The artwork for Max and Worry uses a limited palette skilfully. There is a base grey contrasted with bright green, purple and orange. The grey is particularly dominant in the classroom scenes (rather than at home) and was, for this reader, reminiscent of that stomach-churning tunnel vision you can feel when stressed. This made the presentation of anxiety feel particularly authentic, especially when combined with the insightful text. The contrasting grey, green, orange and purple help highlight the central characters, Max and Worry, and the way their responses to stress relate to each other. Different coloured fonts will also help caregivers distinguish between Max and Worry’s dialogue when reading aloud.
Max and Worry is a genuinely funny story that will entertain young readers while providing caregivers with lots of cues for discussion about anxiety and some hints about practical ways to address it. Don’t forget to read the author’s blurb at the end of the story which contains some sage advice for approaching anxiety and using the book with young readers.
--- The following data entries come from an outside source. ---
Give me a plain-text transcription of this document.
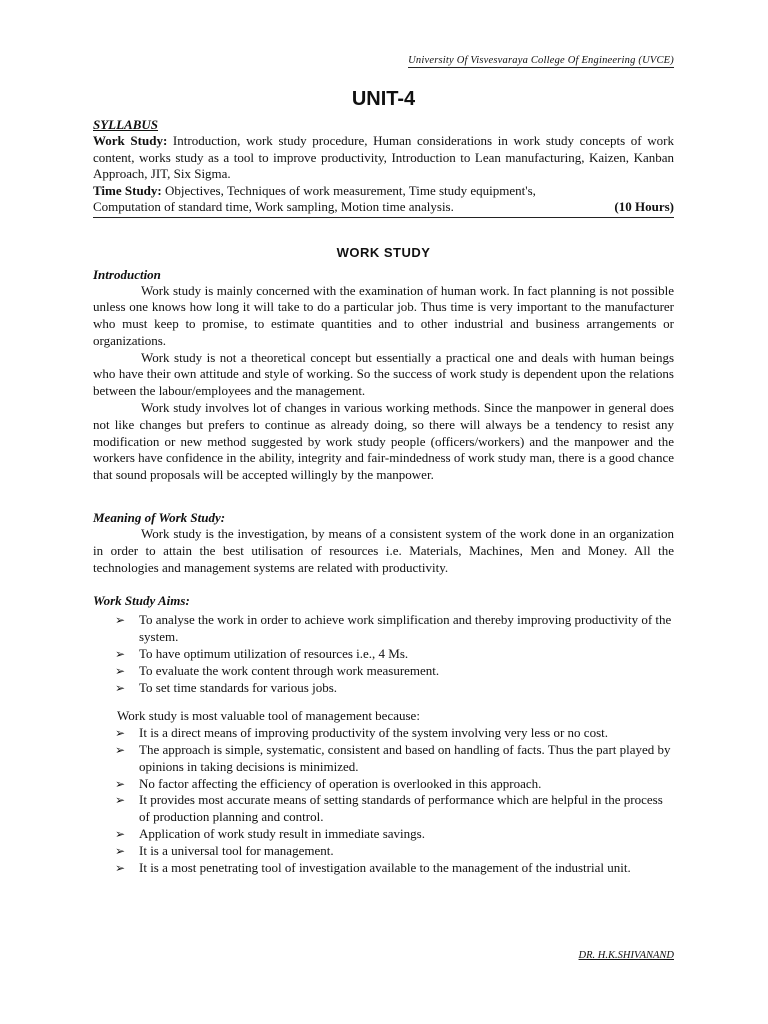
University Of Visvesvaraya College Of Engineering (UVCE)
UNIT-4
SYLLABUS

Work Study: Introduction, work study procedure, Human considerations in work study concepts of work content, works study as a tool to improve productivity, Introduction to Lean manufacturing, Kaizen, Kanban Approach, JIT, Six Sigma.

Time Study: Objectives, Techniques of work measurement, Time study equipment's,

Computation of standard time, Work sampling, Motion time analysis.	(10 Hours)

WORK STUDY
Introduction

Work study is mainly concerned with the examination of human work. In fact planning is not possible unless one knows how long it will take to do a particular job. Thus time is very important to the manufacturer who must keep to promise, to estimate quantities and to other industrial and business arrangements or organizations.

Work study is not a theoretical concept but essentially a practical one and deals with human beings who have their own attitude and style of working. So the success of work study is dependent upon the relations between the labour/employees and the management.

Work study involves lot of changes in various working methods. Since the manpower in general does not like changes but prefers to continue as already doing, so there will always be a tendency to resist any modification or new method suggested by work study people (officers/workers) and the manpower and the workers have confidence in the ability, integrity and fair-mindedness of work study man, there is a good chance that sound proposals will be accepted willingly by the manpower.

Meaning of Work Study:

Work study is the investigation, by means of a consistent system of the work done in an organization in order to attain the best utilisation of resources i.e. Materials, Machines, Men and Money. All the technologies and management systems are related with productivity.

Work Study Aims:
➢ To analyse the work in order to achieve work simplification and thereby improving productivity of the system.
➢ To have optimum utilization of resources i.e., 4 Ms.
➢ To evaluate the work content through work measurement.
➢ To set time standards for various jobs.

Work study is most valuable tool of management because:

➢ It is a direct means of improving productivity of the system involving very less or no cost.
➢ The approach is simple, systematic, consistent and based on handling of facts. Thus the part played by opinions in taking decisions is minimized.
➢ No factor affecting the efficiency of operation is overlooked in this approach.
➢ It provides most accurate means of setting standards of performance which are helpful in the process of production planning and control.
➢ Application of work study result in immediate savings.
➢ It is a universal tool for management.
➢ It is a most penetrating tool of investigation available to the management of the industrial unit.
DR. H.K.SHIVANAND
Georgiana Deutsch (author) and Ekaterina Trukhan (illustrator)
Little Tiger Press: 2019
Reviewed by Viv Young
Penguins are all perfectly polite, but not Polly; she thinks being polite is boring and so she’s going to make everything a little more interesting.
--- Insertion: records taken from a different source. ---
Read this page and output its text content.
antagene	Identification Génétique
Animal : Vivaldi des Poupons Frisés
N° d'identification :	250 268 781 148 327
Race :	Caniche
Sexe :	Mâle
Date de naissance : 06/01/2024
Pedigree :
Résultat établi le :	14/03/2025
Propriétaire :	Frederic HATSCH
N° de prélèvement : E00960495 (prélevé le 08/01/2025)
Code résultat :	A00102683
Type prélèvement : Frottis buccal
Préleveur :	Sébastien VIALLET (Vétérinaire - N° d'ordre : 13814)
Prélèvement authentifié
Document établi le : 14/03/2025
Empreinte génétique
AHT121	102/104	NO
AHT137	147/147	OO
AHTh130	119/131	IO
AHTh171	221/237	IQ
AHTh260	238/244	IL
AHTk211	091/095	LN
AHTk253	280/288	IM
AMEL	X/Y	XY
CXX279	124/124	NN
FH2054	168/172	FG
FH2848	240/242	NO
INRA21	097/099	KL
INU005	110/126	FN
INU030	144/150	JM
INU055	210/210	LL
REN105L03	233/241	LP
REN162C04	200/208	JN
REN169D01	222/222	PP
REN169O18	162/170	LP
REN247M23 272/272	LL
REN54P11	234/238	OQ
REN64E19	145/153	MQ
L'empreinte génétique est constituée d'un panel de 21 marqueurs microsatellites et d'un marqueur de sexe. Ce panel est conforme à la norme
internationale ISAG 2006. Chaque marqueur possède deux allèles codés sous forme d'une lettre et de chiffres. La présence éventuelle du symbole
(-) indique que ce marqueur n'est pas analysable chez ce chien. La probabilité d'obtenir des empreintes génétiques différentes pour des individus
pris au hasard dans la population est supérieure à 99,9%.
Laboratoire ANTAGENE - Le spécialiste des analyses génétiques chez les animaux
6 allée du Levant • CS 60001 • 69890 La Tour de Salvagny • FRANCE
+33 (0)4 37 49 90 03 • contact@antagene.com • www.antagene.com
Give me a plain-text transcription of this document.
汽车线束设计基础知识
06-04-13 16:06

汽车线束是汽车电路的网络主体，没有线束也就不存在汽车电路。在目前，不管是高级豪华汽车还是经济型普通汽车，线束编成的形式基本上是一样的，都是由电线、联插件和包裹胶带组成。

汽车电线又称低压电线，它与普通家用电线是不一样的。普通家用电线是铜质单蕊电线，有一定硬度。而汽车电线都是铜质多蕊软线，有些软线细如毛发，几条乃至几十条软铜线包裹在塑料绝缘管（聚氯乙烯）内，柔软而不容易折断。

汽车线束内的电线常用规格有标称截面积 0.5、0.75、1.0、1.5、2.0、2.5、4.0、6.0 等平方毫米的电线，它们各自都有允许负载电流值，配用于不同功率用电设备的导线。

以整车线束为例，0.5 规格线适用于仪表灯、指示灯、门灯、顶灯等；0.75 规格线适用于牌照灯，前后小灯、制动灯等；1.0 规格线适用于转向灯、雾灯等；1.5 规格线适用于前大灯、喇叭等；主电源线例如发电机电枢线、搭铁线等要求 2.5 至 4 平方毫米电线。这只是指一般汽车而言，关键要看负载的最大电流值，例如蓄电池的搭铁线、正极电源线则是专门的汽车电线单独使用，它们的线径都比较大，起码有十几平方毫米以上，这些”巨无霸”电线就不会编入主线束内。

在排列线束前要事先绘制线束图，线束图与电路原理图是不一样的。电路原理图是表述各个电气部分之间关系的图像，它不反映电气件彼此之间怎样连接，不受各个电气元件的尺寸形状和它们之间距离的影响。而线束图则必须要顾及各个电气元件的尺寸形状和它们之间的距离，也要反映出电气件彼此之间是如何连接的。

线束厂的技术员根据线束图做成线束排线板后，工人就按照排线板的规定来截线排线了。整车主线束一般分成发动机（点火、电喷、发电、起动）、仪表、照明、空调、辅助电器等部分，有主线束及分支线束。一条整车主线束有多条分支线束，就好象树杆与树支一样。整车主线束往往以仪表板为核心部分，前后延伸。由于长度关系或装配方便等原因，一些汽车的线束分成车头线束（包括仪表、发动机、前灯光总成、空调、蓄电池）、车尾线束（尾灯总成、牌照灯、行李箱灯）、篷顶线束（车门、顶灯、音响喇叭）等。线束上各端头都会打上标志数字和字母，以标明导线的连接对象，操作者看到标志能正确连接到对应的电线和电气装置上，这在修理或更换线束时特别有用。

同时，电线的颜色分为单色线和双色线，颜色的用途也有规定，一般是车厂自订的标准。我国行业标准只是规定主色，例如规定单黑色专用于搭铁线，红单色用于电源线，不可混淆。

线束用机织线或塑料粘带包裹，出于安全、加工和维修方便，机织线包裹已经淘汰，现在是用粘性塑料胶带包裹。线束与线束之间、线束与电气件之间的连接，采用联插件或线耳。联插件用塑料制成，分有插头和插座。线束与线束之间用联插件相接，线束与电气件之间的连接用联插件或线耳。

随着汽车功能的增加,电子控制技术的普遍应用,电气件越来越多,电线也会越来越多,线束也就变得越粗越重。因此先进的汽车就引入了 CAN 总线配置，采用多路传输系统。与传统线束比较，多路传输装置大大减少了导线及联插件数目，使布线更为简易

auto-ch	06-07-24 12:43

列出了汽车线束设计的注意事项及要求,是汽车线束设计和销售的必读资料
This cheeky tale about one penguin who won’t follow the rules of politeness makes a clear but subtle connection between politeness and feelings. While it identifies Polly’s impoliteness as misbehaving, it also allows Polly to be the hero; she voluntarily adopts more polite behaviours when she realises her actions are causing harm to a younger penguin friend. By exploring Polly’s resistance to politeness and the reasons why she decides to change her behaviour, Deutsch and Trukhan pose a question for readers about politeness— is politeness all about the rules or about our respect and care for other people? We might all have different answers—or at least different rules— but the question is undoubtedly worth raising with young kids. While the idea is serious the story is always fun from the penguin who loves the clean-up song to the fishy snack attack food fight.
The artwork for Perfectly Polite Penguins is as clever and funny as the text. The block colour backgrounds encourage readers to focus on the penguins’ responses and minimal but repetitive clothing helps readers keep track of individual penguins and their different behaviours. The penguins themselves are hilarious; drawn slightly askew they almost appear to be waddling around the page!
This is a great book to share with kids in order to help them reflect on the very human reasons for politeness—respect and kindness.
This review has been added to our list of books about politeness.